Pitou a bien entendu le
tracteur qui venait vers lui mais ne s'en est pas préoccupé outre mesure
puisqu'il reconnaissait le bruit du moteur. Un oncle, c'est supposé être
gentil, d'habitude. Pourquoi s'en méfier? Aussi, Pitou, poursuivit son chemin
sans se retourner.
C'était un été très chaud. C’est pour cette raison
qu’il se rendait plus souvent que d'habitude se désaltérer au ruisseau, ce
ruisseau que papa avait creusé de ses propres mains avec l'aide de d'autres
hommes. Pitou avait son endroit préféré où il pouvait étancher sa soif. De
l'autre côté du jardin de maman, le ruisseau passait par un gros tuyau sous
le chemin de terre. L'eau froide et claire coulait, semblable à une petite
chute, sur de gros cailloux à l'autre bout du tuyau. C'est là que Pitou
s'abreuvait.
Langue pendante, le chien marchait
nonchalemment vers son point d'eau. Mon oncle Dérik embraya et appuya à fond
sur l'accélérateur. Moi qui étais à l'entrée du chemin qui mène à la ferme et
qui attendais le retour de mon ami, j'ai tout vu et j'ai crié: «Non! Méchant!

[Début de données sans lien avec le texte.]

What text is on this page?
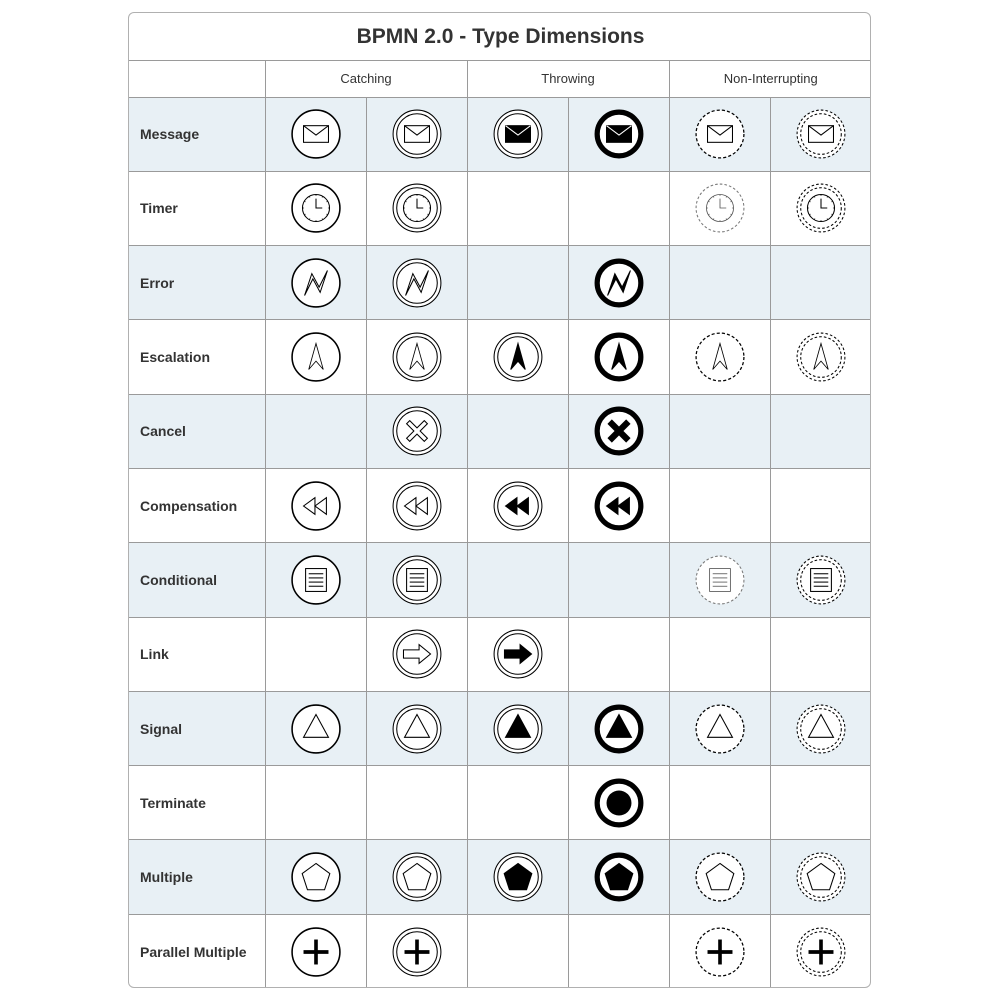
BPMN 2.0 - Type Dimensions
	Catching		Throwing		Non-Interrupting	
Message	

Timer	

Error	

Escalation	

Cancel		

Compensation	

Conditional	

Link		

Signal	

Terminate				

Multiple	

Parallel Multiple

Méchant!» et je me suis mis à courir vers Pitou étendu de travers sur
le chemin de gravelle. Je me suis penché sur lui et je pleurais à chaudes
larmes.
Pitou respirait encore. J'ai regardé vers mon
oncle qui s'éloignait avec son tracteur, comme s’il ignorait tout du drame,
l’hypocrite. Si mes yeux avaient eu le pouvoir de tuer, je jure qu'à
l'instant même il serait tombé raide mort de son tracteur. Mais il n'y avait
que des larmes dans mes yeux et un enfant de huit ans est impuissant face au
monde absurde des adultes. Alors je me suis relevé et j'ai crié à nouveau en
brandissant mon petit poing dans les airs: «Attends que j'grandisse, toé!».
Mon père a essayé de
soigner Pitou, mais le chien ne voulait pas se laisser faire. Il passait son
temps sous la galerie. Durant les jours qui ont suivi, j'ai été témoin d'une
chose qui m'a toujours fasciné chez les animaux: l'art de l'auto-guérison.

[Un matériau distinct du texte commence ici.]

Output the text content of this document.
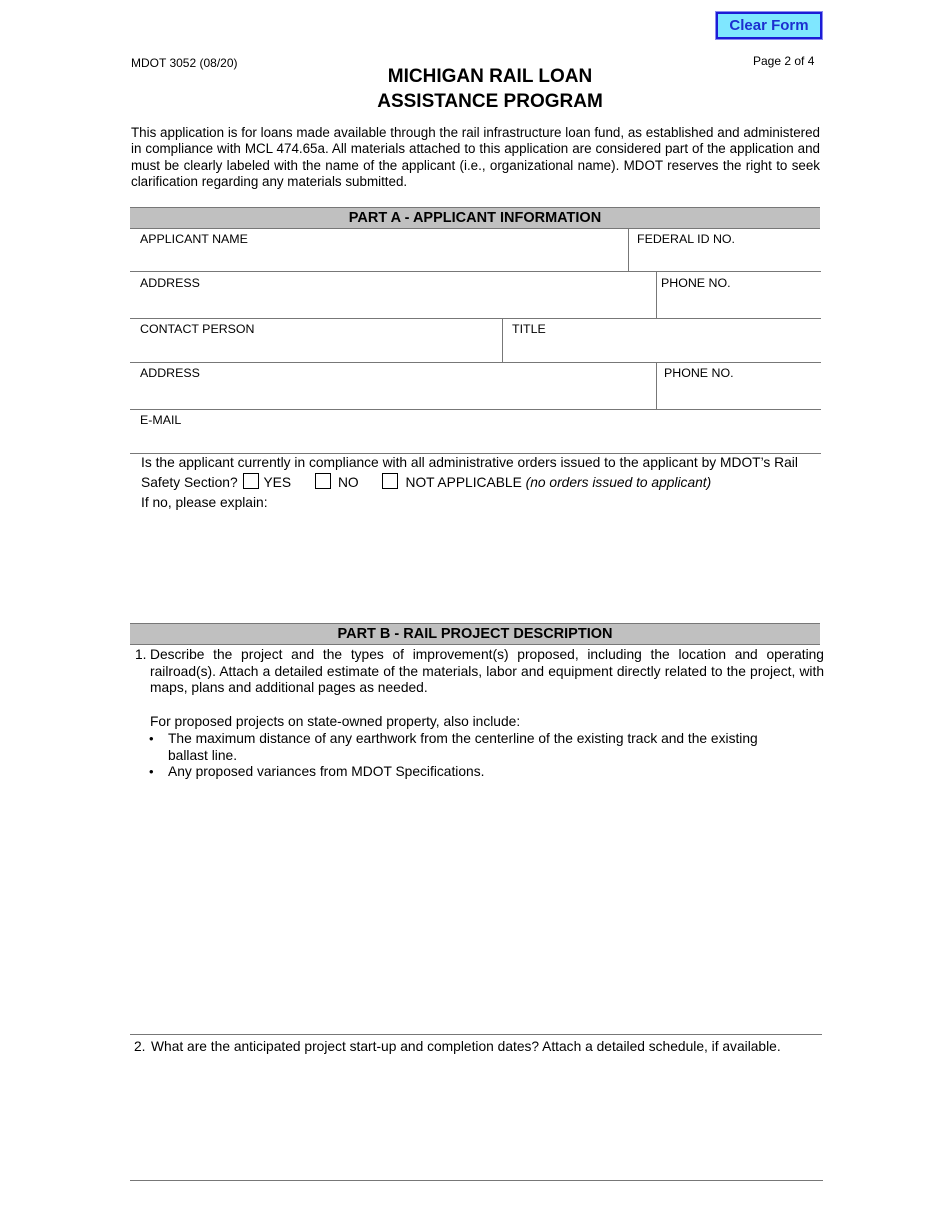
Clear Form
MDOT 3052 (08/20)	Page 2 of 4
MICHIGAN RAIL LOAN
ASSISTANCE PROGRAM
This application is for loans made available through the rail infrastructure loan fund, as established and administered in compliance with MCL 474.65a. All materials attached to this application are considered part of the application and must be clearly labeled with the name of the applicant (i.e., organizational name). MDOT reserves the right to seek clarification regarding any materials submitted.
PART A - APPLICANT INFORMATION
APPLICANT NAME	FEDERAL ID NO.
ADDRESS	PHONE NO.
CONTACT PERSON	TITLE
ADDRESS	PHONE NO.
E-MAIL
Is the applicant currently in compliance with all administrative orders issued to the applicant by MDOT’s Rail
Safety Section? YES	NO	NOT APPLICABLE (no orders issued to applicant)
If no, please explain:
PART B - RAIL PROJECT DESCRIPTION
1. Describe the project and the types of improvement(s) proposed, including the location and operating railroad(s). Attach a detailed estimate of the materials, labor and equipment directly related to the project, with maps, plans and additional pages as needed.
For proposed projects on state-owned property, also include:
• The maximum distance of any earthwork from the centerline of the existing track and the existing ballast line.
• Any proposed variances from MDOT Specifications.
2. What are the anticipated project start-up and completion dates? Attach a detailed schedule, if available.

Alors que mon père parlait d'abattre le chien parce qu'il était dans un piteux
état et, surtout, parce qu'il ne pouvait pas l'approcher — j'étais en fait le
seul en qui le chien gardait encore sa confiance —, j'ai tellement pleuré que
papa n'a pas passé aux actes. Du moins, il ne l'a pas fait tout de suite.

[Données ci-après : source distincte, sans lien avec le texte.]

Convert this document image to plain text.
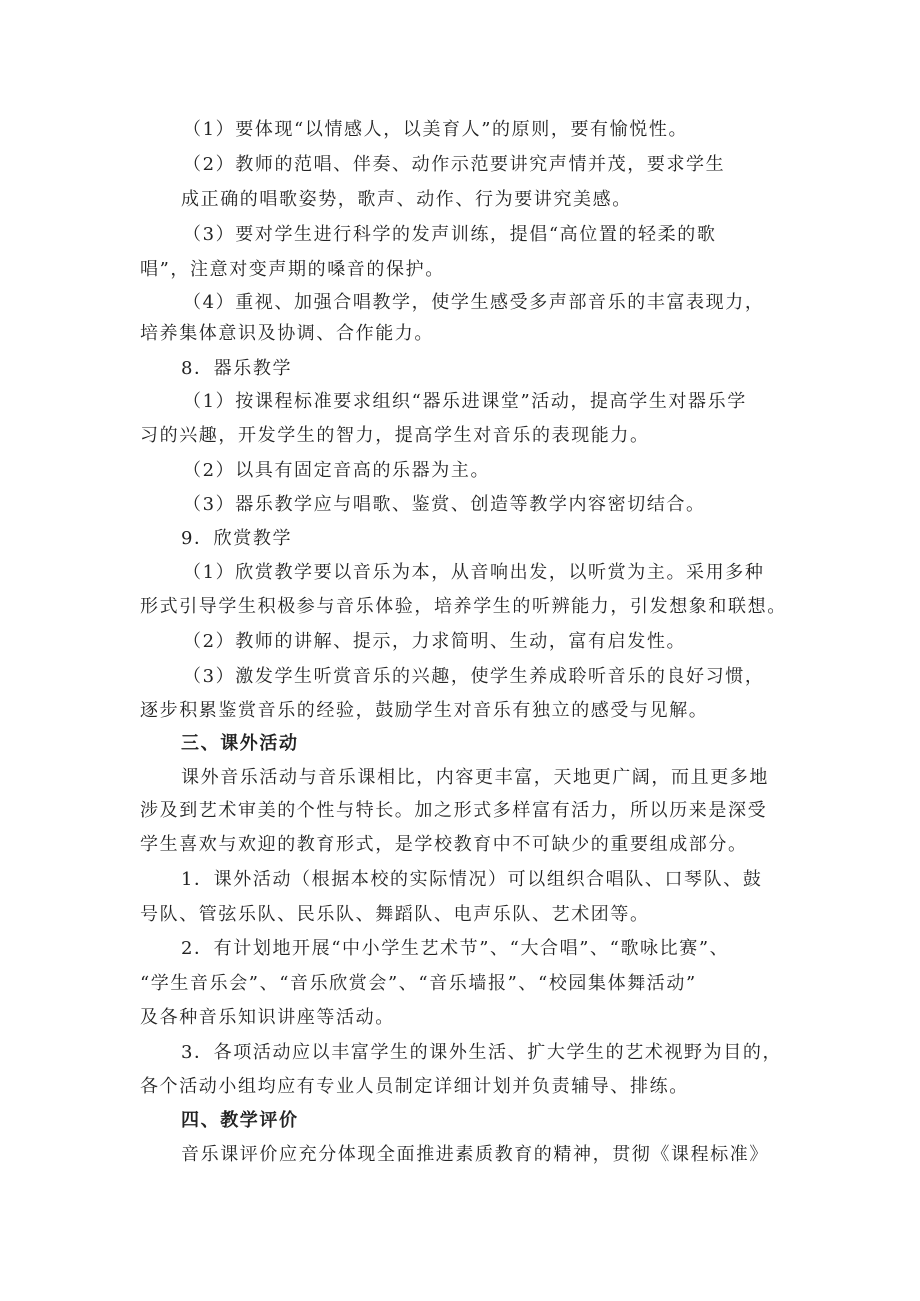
（1）要体现“以情感人，以美育人”的原则，要有愉悦性。
（2）教师的范唱、伴奏、动作示范要讲究声情并茂，要求学生
成正确的唱歌姿势，歌声、动作、行为要讲究美感。
（3）要对学生进行科学的发声训练，提倡“高位置的轻柔的歌
唱”，注意对变声期的嗓音的保护。
（4）重视、加强合唱教学，使学生感受多声部音乐的丰富表现力，
培养集体意识及协调、合作能力。
8．器乐教学
（1）按课程标准要求组织“器乐进课堂”活动，提高学生对器乐学
习的兴趣，开发学生的智力，提高学生对音乐的表现能力。
（2）以具有固定音高的乐器为主。
（3）器乐教学应与唱歌、鉴赏、创造等教学内容密切结合。
9．欣赏教学
（1）欣赏教学要以音乐为本，从音响出发，以听赏为主。采用多种
形式引导学生积极参与音乐体验，培养学生的听辨能力，引发想象和联想。
（2）教师的讲解、提示，力求简明、生动，富有启发性。
（3）激发学生听赏音乐的兴趣，使学生养成聆听音乐的良好习惯，
逐步积累鉴赏音乐的经验，鼓励学生对音乐有独立的感受与见解。
三、课外活动
课外音乐活动与音乐课相比，内容更丰富，天地更广阔，而且更多地
涉及到艺术审美的个性与特长。加之形式多样富有活力，所以历来是深受
学生喜欢与欢迎的教育形式，是学校教育中不可缺少的重要组成部分。
1．课外活动（根据本校的实际情况）可以组织合唱队、口琴队、鼓
号队、管弦乐队、民乐队、舞蹈队、电声乐队、艺术团等。
2．有计划地开展“中小学生艺术节”、“大合唱”、“歌咏比赛”、
“学生音乐会”、“音乐欣赏会”、“音乐墙报”、“校园集体舞活动”
及各种音乐知识讲座等活动。
3．各项活动应以丰富学生的课外生活、扩大学生的艺术视野为目的，
各个活动小组均应有专业人员制定详细计划并负责辅导、排练。
四、教学评价
音乐课评价应充分体现全面推进素质教育的精神，贯彻《课程标准》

Chaque fois que je pouvais m'éclipser de la maison, je
courais retrouver Pitou sous la galerie. Un adulte ne pouvait pas y avoir
accès. L'ouverture était à peine haute d'un pied et demi. Il fallait donc
ramper puis on pouvait s'asseoir.
Il y avait des plaies
sur son dos, des touffes de poil manquaient, et sa patte avant droite
semblait beaucoup le faire souffrir. Mais il avait quand même réussi à
creuser un trou dans la terre. Puis, avec son museau, je l'ai vu en déposer
sur sa patte blessée jusqu'à ce qu'elle soit complètement recouverte. Il
restait là sans bouger. J'ai alors eu l'idée de recouvrir de terre ses plaies
sur le dos.
Quelques jours plus tard, Pitou pouvait marcher. Il
boîtait. Il n'avait plus la grande forme, mais il était VIVANT! C'est tout ce
qui comptait pour moi: avoir mon ami à mes côtés. C'était à mon tour de
le protéger. Je lui devais bien ça, comme je lui dois ces quelques lignes.
Je n'ai aucune
souvenance du chien qui a remplacé Pitou à la ferme. Il faut croire que dans ma
tête j'avais décidé qu'aucun autre animal ne pouvait et ne pourrait prendre
sa place. Ce qui fut effectivement le cas. Jusqu’à ce qu’un jour, en 1973 à
Vancouver, je rencontre ce chien-loup de race norvégienne que j’avais
prénommé Vagabond. Puis, bien plus tard, à l’aube de mes cinquante ans, cette
chère dame Soya (un croisement de Labrador et de Chowchow) et qui est couchée
à mes côtés alors que j’écris la présente.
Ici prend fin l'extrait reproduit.